Not long ago, an out-of-state client of her California public relations firm needed her at a face-to-face meeting but had cut its travel budget. To save money, the client booked her on a weekend flight with multiple stopovers from an airport that wasn’t even close to her home. “I was exhausted from sitting in horrible airport chairs during the stopovers, plus the meeting was scheduled for late Saturday night and Sunday morning,” her usual time off work, Gonzalez recalls. “I don’t see how they could have gotten their money’s worth from me.”

If only Gonzalez’ client had considered a videoconference, she could have participated from the comfort of her own desk during regular office hours and the client could have saved itself the hassle and expense.

With air travel and gas prices still sky high, more small and mid-sized businesses are using videoconferencing and online meetings in place of in-person visits. In fact, 42 percent of 610 business travelers and corporate travel managers responding to a June poll by Business Traveler Magazine said they were exploring alternatives to business trips, including video- or Web conferences.

Technology finally lives up to promise

When videoconference systems debuted in the early 1990s they promised to revolutionize how companies conducted business. Things didn’t exactly work out that way. Hardware in those early systems was glitchy and transmissions traveling over too-slow computer networks resulted in choppy pictures that lagged behind audio feeds.

Thanks to high-quality graphics, high-speed Internet connections, webcams and voice over IP, videoconference systems, and Web-based online meeting services are miles ahead of where they used to be. Add to that companies looking to cut travel budgets -- and lower their carbon footprint -- and you have the perfect combination of factors pushing online meetings into widespread use.
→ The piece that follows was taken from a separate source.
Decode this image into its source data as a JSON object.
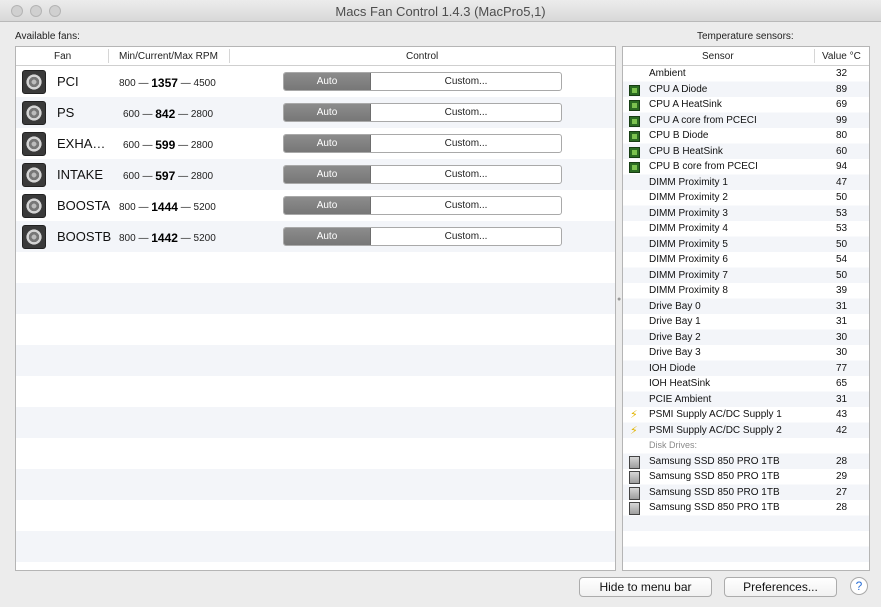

“Videoconferencing is a whole different experience today than it was a few years ago, and it’s more affordable, which is driving it down” to smaller companies, says Brett Shockley, CEO at Spanlink Communications, a Minneapolis communications reseller that markets videoconferencing and other communications networks to small and mid-sized businesses.

While some high-end videoconferencing systems run well into six figures, services exist for just about any budget. At the lowest end are services such as DimDim, a free, open-source, Web-based online meeting tool that lets up to 20 people share PowerPoint presentations, files and video without having to download software onto their desktop. Meatier versions of DimDim’s software cost $99 a year for online meetings of up to 100 people and $1,999 a year for up to 1,000 people.

Even mid-sized companies are remodeling conference rooms to include expensive telepresence systems featuring wrap-around-style screens and HD-quality video from companies such Cisco and HP to avoid flying salespeople and managers to face-to-face meetings, says Spanlink’s Shockley. Spanlink uses telepresence rooms for its own business, to hold meetings with far-flung employees and make presentations to new customers. “I fly two or three days a week but I can’t be on the East Coast, West Coast, Florida and Canada in the same week,” Shockley says. Using videoconferencing “I can leverage my time and be closer to the customer.” Not to mention cutting his travel costs.

Road warriors and companies that don’t want to take on the burden of buying videoconferencing equipment themselves can rent videoconferencing rooms by the hour at FedEx Office, formerly known as FedEx Kinko’s. The shipping and business services company has videoconferencing systems in 122 locations around the country, starting at $225 an hour.

Meanwhile, Gonzalez, the California public relations agency owner, is hoping her customers start using videoconferencing soon. “While it isn’t warm and fuzzy, it still serves a great purpose,” she says.

SIDEBAR: Videoconference and Online Meeting Vendors

Here are some additional videoconference and online meeting services suited to small businesses:

  • Adobe Connect Pro -- The Meetings module included in this recently upgraded Web conference and e-learning lets a user customize the look of their online meeting space, among other features. Connect Pro also has modules for presentations, training and events.
  • GoToMeeting.com -- Citrix’s videoconference service for small businesses was recently upgraded to include free VoIP and audio conferencing for PCs and Macs.
  • IBM Lotus -- The venerable communications and productivity program includes features people can use to simultaneously send instant messages, share documents and launch Web confernces.
  • Microsoft Live Meeting -- The Microsoft service lets people schedule, start or join audio or video online meetings from Outlook.
  • WebEx -- Cisco purchased this online meeting pioneer in May 2007 and six months later introduced a version of the service for sole proprietors called MeetMeNow that’s $49 a month and includes personal video conferencing and Web meetings that can be launched from Microsoft Office programs.